Todavia, e ainda assim, o discurso de crise na justiça portuguesa ou de necessidade de reformas estruturais não deixa de fazer o seu caminho, a maior parte das vezes sem estar assente num real conhecimento do sistema e dos seus reais e pontuais problemas.
Como tópicos para uma discussão séria sobre a problemática da justiça em Portugal, importa encarar de frente a questão do combate à corrupção, designadamente na vertente preventiva e investigatória. Importa gerar legislação tendo em vista a simplificação e agilização processuais, sem prejuízo dos direitos dos intervenientes. Importa também não continuar a escamotear a gritante falta de meios e condições dos tribunais, a falta de material e recursos informáticos adequados, a falta de assessorias quer na jurisdição comum, quer na jurisdição administrativa e fiscal. Cumpre enfrentar o problema da falta de magistrados e funcionários, ponto em que qualquer solução que se empreenda nunca produz efeitos no curto prazo, podendo o sistema colapsar se a intervenção não for rápida e suficiente. Importa que se apresentem medidas concretas, e não apenas genéricas, quanto ao modo como se pretende promover o acesso ao direito e em que termos se pretende baixar as custas processuais, relembrando que o Regulamento das Custas Processuais remonta a 2008 e já sofreu 22 alterações sem que o legislador tenha ido nesse sentido. Do mesmo modo, face aos avanços avassaladores do extremismo na Europa e no Mundo, teria sido interessante ouvir os responsáveis políticos a apresentarem ideias concretas tendo em vista o reforço da independência judicial, de resto, em linha com países como a Suécia, onde, na semana que passou, o Ministro da Justiça, Gunnar Strömmer, explicou como o exemplo de outros países, em que líderes políticos tentaram influenciar os tribunais, o levou a apresentar propostas de lei para reforço da democracia e da independência do judiciário.
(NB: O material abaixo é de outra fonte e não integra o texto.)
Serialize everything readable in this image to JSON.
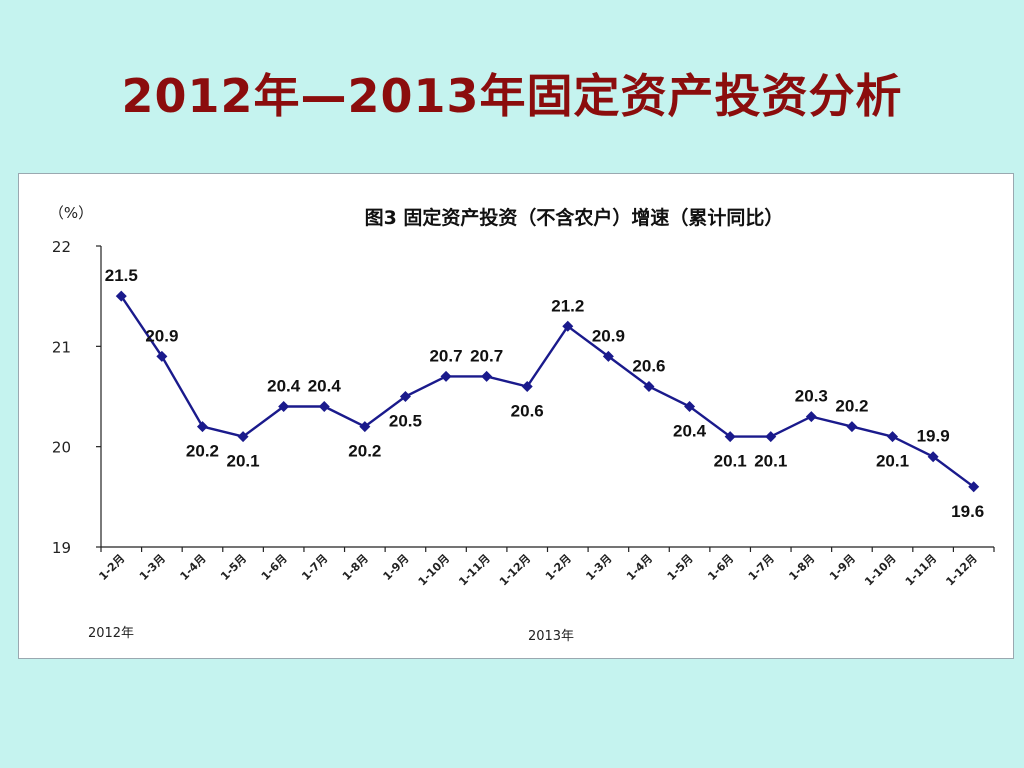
{
  "slide": {
    "title": "2012年—2013年固定资产投资分析"
  },
  "chart_data": {
    "type": "line",
    "title": "图3  固定资产投资（不含农户）增速（累计同比）",
    "unit": "（%）",
    "ylim": [
      19,
      22
    ],
    "yticks": [
      "22",
      "21",
      "20",
      "19"
    ],
    "grid": false,
    "categories": [
      "1-2月",
      "1-3月",
      "1-4月",
      "1-5月",
      "1-6月",
      "1-7月",
      "1-8月",
      "1-9月",
      "1-10月",
      "1-11月",
      "1-12月",
      "1-2月",
      "1-3月",
      "1-4月",
      "1-5月",
      "1-6月",
      "1-7月",
      "1-8月",
      "1-9月",
      "1-10月",
      "1-11月",
      "1-12月"
    ],
    "values": [
      21.5,
      20.9,
      20.2,
      20.1,
      20.4,
      20.4,
      20.2,
      20.5,
      20.7,
      20.7,
      20.6,
      21.2,
      20.9,
      20.6,
      20.4,
      20.1,
      20.1,
      20.3,
      20.2,
      20.1,
      19.9,
      19.6
    ],
    "data_labels": [
      "21.5",
      "20.9",
      "20.2",
      "20.1",
      "20.4",
      "20.4",
      "20.2",
      "20.5",
      "20.7",
      "20.7",
      "20.6",
      "21.2",
      "20.9",
      "20.6",
      "20.4",
      "20.1",
      "20.1",
      "20.3",
      "20.2",
      "20.1",
      "19.9",
      "19.6"
    ],
    "year_labels": [
      "2012年",
      "2013年"
    ],
    "line_color": "#1a1a8c"
  }
}
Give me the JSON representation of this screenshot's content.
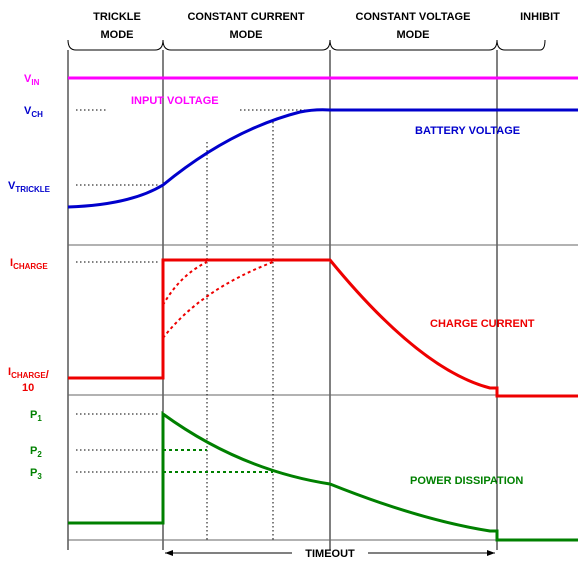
{
  "modes": [
    {
      "line1": "TRICKLE",
      "line2": "MODE"
    },
    {
      "line1": "CONSTANT CURRENT",
      "line2": "MODE"
    },
    {
      "line1": "CONSTANT VOLTAGE",
      "line2": "MODE"
    },
    {
      "line1": "INHIBIT"
    }
  ],
  "labels": {
    "vin": {
      "main": "V",
      "sub": "IN"
    },
    "vch": {
      "main": "V",
      "sub": "CH"
    },
    "vtrickle": {
      "main": "V",
      "sub": "TRICKLE"
    },
    "icharge": {
      "main": "I",
      "sub": "CHARGE"
    },
    "icharge10": {
      "main": "I",
      "sub": "CHARGE",
      "tail": "/",
      "line2": "10"
    },
    "p1": {
      "main": "P",
      "sub": "1"
    },
    "p2": {
      "main": "P",
      "sub": "2"
    },
    "p3": {
      "main": "P",
      "sub": "3"
    }
  },
  "curves": {
    "input_voltage": "INPUT VOLTAGE",
    "battery_voltage": "BATTERY VOLTAGE",
    "charge_current": "CHARGE CURRENT",
    "power_dissipation": "POWER DISSIPATION"
  },
  "timeout": "TIMEOUT"
}
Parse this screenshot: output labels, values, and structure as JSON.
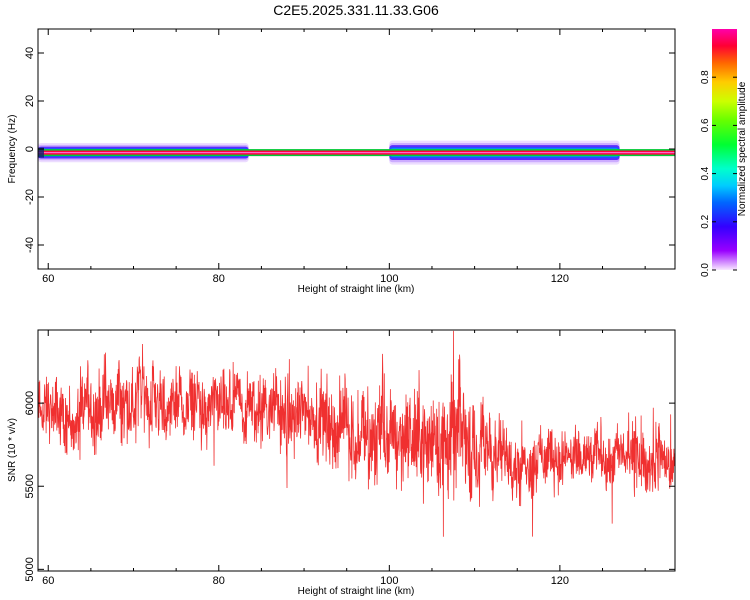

No entanto, sem prejuízo dos sound bites habituais, constatou-se que os principais partidos, designadamente os do “arco da governação”, voltaram a afirmar uma “disponibilidade para consensos que permitam reformar a justiça”. Essa disponibilidade não corresponde necessariamente a uma concreta e imediata vontade política, assente num plano já pensado e traçado. Contudo, convém lembrar, uma vez mais, que as “reformas” da justiça não são assunto que se possa tratar à porta fechada, sem os inputs de quem tem experiência, de quem estuda e de quem trabalha no sistema numa base diária. A questão é de Estado e não se coaduna com uma “reforma de bastidores” que, de resto, nos aproximaria irremediavelmente do mau exemplo Húngaro, onde esse procedimento foi seguido, levando o povo à rua no passado dia 22 de fevereiro em defesa da independência dos seus tribunais.
Entretanto, o que os dados demonstram é que, mesmo mudando a lei em catadupa, tudo permanece na mesma. A tão reclamada “reforma da justiça” continua sem uma definição concreta e percetível. Transformou-se ora numa expressão vazia de conteúdo, ora numa arma de arremesso. Os esforços de quem tenta contribuir para essa definição continuam a ser ignorados, ao mesmo tempo que a discussão pública se mantém na superficialidade e na inércia da conversa do costume. Que a nova legislatura constitua uma renovada oportunidade para que se mude alguma coisa, sem que tudo fique na mesma.